Coming together for the common good

John Kasich with Joe Biden at UD
Photo by Evan Krape
John Kasich and Joe Biden discuss the importance of political cooperation.

CAMPUS | In many ways, politicians Joe Biden and John Kasich aren’t all that different. One’s a Democrat, the other’s a Republican, but both men see common ground as they watch the nation veer deeper into divisiveness.

“We’re so much focused on our differences that we forget our common goals,” Kasich, governor of Ohio, said as he joined the former vice president in a special edition of UD’s National Agenda speaker series this fall.

More than 600 people jammed Mitchell Hall to hear Biden, AS65, and Kasich in UD’s “Bridging the Divides” event, presented in partnership by the Center for Political Communication and the Biden Institute. This year’s theme explores religious, political, cultural and other national divides.

To Biden, he and Kasich are examples of how even opposing parties should still be capable of recognizing common goals. “It’s not that hard for John and me to get along,” Biden said. “We both believe strongly in the capacity of the American people [and that] personal relationships matter.”

Shaken out of complacency

Margot Lee Shetterly
Photo by Kevin Quinlan
Author Margot Lee Shetterly speaks candidly on race, gender, science and the unearthed stories of American innovation.

CAMPUS | Stories like Hidden Figures only come to light when we look for stories like Hidden Figures, said author Margot Lee Shetterly, speaking to a packed Mitchell Hall crowd this fall.

As the speaker for this year’s Louis L. Redding Lecture, which honors the prominent Wilmington lawyer and civil rights pioneer, Shetterly said the idea for the book, subtitled, The American Dream and the Untold Story of the Black Women Mathematicians Who Helped Win the Space Race, came to her seven years ago, when her father mentioned the women he worked with at NASA and their unrecognized work.

The writer realized then that she knew their story but not their full history. I was “shaken out of complaceny,” she said, encouraging the audience to don their own “hidden figures” glasses and find the untold tales that exist among friends and family.

The mathematicians’ story was “hidden,” Shetterly added, because our histories are generally missing stories of black protagonists—the everyday, American stories of the scientists, professors, cleaners and so many others of previous generations.

“Humans are a storytelling species,” she said. “And stories matter.”

Masters of disasters

Mark Zuckerberg with UD's Tricia Wachtenbdorf
Photo by Evan Krape
UD's Tricia Wachtendorf meets with Facebook CEO Mark Zuckerberg and other experts in disaster relief.

CAMPUS | When major hurricanes triple-punched the U.S. in swift succession this year, UD was there to lend a hand—before, during and after.

As the oldest research center in the world devoted to the social science and management aspects of disasters, the leaders and students of UD’s Disaster Research Center were on the ground, visiting shelters, evaluating needs, and helping the media (and nation) understand the issues at stake following Hurricanes Harvey, Irma and Maria.

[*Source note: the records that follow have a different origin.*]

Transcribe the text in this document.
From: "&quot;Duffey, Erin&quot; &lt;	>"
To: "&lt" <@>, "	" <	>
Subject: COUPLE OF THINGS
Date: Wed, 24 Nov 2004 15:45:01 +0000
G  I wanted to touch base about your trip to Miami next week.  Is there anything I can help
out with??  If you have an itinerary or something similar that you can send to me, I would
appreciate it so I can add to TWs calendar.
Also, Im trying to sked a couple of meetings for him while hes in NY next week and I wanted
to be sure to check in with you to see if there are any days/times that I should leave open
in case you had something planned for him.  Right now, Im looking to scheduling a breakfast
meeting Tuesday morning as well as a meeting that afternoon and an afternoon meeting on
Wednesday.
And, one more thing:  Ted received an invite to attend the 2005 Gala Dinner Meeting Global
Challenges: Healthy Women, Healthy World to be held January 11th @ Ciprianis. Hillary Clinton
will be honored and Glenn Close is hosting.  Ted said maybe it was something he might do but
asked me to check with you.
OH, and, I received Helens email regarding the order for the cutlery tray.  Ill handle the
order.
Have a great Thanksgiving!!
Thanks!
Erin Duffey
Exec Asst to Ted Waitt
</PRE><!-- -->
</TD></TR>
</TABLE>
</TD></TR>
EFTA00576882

“We do a lot of how and why—how was that decision made, and why?” says Tricia Wachtendorf, who directs the center along with James Kendra. “That has implications for how other cities could/should be thinking of responding in the future.”

Such UD expertise made its way to Facebook CEO Mark Zuckerberg, who visited Delaware in the wake of the storms to discuss how communities can better respond to—and endure—such events. Zuckerberg asked the DRC to consider the groundswell in support from the community that typically follows disasters, and challenged them to think of ways the nation could better capitalize on that energy.